HDF5 `h5repack` Error ocurred while repacking


I'm running the following h5repack command on a new HDF5 file. I've repacked files in the past without any problem, but this HDF5 file is not cooperating. Possibly it's due to the grouping structure, I access the table I'm interested in via h5py.File(filepath)['recordings/rec0000/well000/groups/routed/raw']. In this related question I confirmed the way to reference the group structure on the command line. However, I'm still getting the error seen below.

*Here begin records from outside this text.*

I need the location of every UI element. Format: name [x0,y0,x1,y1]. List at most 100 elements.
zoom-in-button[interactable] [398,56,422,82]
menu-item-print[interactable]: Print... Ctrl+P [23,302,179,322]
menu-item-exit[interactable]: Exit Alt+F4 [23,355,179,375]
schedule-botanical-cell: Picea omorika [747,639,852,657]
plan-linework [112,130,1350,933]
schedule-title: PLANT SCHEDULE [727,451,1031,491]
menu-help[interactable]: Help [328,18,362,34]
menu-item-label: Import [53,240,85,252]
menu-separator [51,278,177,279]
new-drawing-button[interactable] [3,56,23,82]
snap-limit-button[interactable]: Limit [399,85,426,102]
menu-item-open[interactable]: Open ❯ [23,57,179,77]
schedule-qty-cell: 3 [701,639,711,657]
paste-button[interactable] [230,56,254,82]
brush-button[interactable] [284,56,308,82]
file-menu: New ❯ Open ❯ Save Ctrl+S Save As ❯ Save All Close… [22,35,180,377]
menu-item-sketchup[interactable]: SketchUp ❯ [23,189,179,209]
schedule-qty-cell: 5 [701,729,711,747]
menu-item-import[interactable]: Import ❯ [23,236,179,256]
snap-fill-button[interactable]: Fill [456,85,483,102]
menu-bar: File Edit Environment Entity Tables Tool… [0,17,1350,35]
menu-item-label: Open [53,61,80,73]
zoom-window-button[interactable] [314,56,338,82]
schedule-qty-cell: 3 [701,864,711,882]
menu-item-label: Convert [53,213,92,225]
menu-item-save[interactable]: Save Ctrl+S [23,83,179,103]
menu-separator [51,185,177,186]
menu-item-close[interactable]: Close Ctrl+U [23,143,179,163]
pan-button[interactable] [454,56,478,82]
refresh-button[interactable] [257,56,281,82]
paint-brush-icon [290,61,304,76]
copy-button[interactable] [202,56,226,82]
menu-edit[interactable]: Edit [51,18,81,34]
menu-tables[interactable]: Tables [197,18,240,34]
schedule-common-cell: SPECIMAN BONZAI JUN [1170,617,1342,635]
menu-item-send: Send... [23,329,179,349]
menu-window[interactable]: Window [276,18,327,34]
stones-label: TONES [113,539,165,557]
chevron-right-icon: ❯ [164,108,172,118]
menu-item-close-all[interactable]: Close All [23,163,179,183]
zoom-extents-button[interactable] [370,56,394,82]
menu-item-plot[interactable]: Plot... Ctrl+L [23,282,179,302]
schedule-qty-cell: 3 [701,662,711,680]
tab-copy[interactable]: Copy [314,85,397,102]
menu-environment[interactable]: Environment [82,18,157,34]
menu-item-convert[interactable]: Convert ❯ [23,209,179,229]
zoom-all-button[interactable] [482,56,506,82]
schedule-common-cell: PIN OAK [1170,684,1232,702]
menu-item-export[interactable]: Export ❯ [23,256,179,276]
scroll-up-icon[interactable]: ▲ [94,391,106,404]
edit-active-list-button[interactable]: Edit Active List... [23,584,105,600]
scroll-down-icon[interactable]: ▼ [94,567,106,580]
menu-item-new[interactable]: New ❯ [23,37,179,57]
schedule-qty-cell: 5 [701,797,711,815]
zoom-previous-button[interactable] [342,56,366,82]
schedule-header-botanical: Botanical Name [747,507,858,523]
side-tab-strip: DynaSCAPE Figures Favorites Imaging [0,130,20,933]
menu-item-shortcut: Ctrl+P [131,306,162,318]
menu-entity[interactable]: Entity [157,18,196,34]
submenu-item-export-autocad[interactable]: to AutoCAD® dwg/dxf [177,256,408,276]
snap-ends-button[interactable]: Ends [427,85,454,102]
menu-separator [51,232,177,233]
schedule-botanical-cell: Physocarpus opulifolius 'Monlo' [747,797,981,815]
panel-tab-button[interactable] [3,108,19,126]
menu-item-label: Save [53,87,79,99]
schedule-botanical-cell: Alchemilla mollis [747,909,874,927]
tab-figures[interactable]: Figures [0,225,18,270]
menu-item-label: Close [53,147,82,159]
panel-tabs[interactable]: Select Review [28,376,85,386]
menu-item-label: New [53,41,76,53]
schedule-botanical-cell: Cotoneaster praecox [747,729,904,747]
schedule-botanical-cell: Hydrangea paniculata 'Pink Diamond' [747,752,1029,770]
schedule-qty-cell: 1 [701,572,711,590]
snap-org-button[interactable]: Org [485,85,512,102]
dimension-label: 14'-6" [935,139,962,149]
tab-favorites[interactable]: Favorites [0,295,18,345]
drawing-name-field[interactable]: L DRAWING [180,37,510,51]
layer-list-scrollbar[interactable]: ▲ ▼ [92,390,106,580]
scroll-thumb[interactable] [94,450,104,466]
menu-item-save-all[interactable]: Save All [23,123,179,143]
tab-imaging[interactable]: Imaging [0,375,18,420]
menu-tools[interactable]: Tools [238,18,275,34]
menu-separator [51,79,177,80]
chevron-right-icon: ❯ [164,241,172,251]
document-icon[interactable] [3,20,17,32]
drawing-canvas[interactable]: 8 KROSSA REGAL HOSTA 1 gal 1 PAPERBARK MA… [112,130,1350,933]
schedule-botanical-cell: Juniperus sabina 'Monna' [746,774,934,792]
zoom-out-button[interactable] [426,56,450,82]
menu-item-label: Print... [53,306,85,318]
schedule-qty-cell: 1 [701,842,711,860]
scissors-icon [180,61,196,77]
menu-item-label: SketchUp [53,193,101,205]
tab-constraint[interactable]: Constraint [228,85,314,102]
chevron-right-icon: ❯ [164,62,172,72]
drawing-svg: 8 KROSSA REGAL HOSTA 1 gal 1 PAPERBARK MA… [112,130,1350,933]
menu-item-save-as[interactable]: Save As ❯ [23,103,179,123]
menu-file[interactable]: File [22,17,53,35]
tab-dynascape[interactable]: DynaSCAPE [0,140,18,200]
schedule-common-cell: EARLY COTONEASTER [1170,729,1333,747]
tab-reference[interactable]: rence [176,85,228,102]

$ h5repack -v -f /recordings/rec0000/well000/groups/routed/raw:NONE -i 230208_c10984.h5 -o 230208_c10984.uncompressed.h5
No all objects to modify layout
No all objects to apply filter
 </recordings/rec0000/well000/groups/routed/raw> with NONE filter
Opening file. Searching 52 objects to modify ...
 </recordings/rec0000/well000/groups/routed/raw>Error occurred while repacking

Here's the (relevant?) part of h5dump -pH 230208_c10984.h5

               DATASET "raw" {
                  DATATYPE  H5T_STD_U16LE
                  DATASPACE  SIMPLE { ( 880, 6000000 ) / ( 880, H5S_UNLIMITED ) }
                  STORAGE_LAYOUT {
                     CHUNKED ( 880, 200 )
                     SIZE 1449463146 (7.285:1 COMPRESSION)
                  }
                  FILTERS {
                     USER_DEFINED_FILTER {
                        FILTER_ID 401
                        COMMENT mxw-data
                     }
                     COMPRESSION DEFLATE { LEVEL 0 }
                  }
                  FILLVALUE {
                     FILL_TIME H5D_FILL_TIME_IFSET
                     VALUE  H5D_FILL_VALUE_DEFAULT
                  }
                  ALLOCATION_TIME {
                     H5D_ALLOC_TIME_INCR
                  }
               }

I also tried to change the --layout=/recordings/rec0000/well0000/groups/routed/raw:CHUNKED=1x30000 with a similar error.

I verify here that I can open and access the dataset in h5py:

import h5py

>>> h5py.File('230208_c10984.h5')['recordings/rec0000/well000/groups/routed/raw']
<HDF5 dataset "raw": shape (880, 6000000), type "<u2">

Solution

  • This is my 2nd answer. It addresses the custom filter in the h5repack output.

    The h5repack output for FILTERS {} shows FILTER_ID 401. This is a custom compression filter. I checked the Registered Filter Plugins at The HDF Group, and there isn't a 401 listed. I'm pretty sure h5repack doesn't know about this filter. You can check my assumption by trying to print the data in the dataset. Modify your h5dump command to: :

    h5dump -d /recordings/rec0000/well000/groups/routed/raw -s=1 -c=10 230208_c10984.h5
    Note: -d defines dataset name, -s and -c limit the output to a small slice
    

    If you get an error printing the data, I'm 99% sure the problem is a missing filter. You can check to see which HDF5 plugins are installed in this folder: $HDF5_HOME/lib/plugin.

    You can also check filter behavior with h5py by getting the .compression attribute for the dataset. The 1st line prints compression filter name and the 2nd line prints the 1st 10 data values. That will test to see if h5py has the compression filter installed.

    with h5py.File(filepath) as h5f:
        ds = h5f['recordings/rec0000/well000/groups/routed/raw']
        print(ds.name, ds.compression)
        print(ds[0:10,0])
    

    I don't know if this will solve your problem, but should get you pointed in the right direction. If the problem is the filter, you need to figure out what filter ID 401 is, then how to get the libraries and install them in the plugin folder so h5repack can access them. Good luck!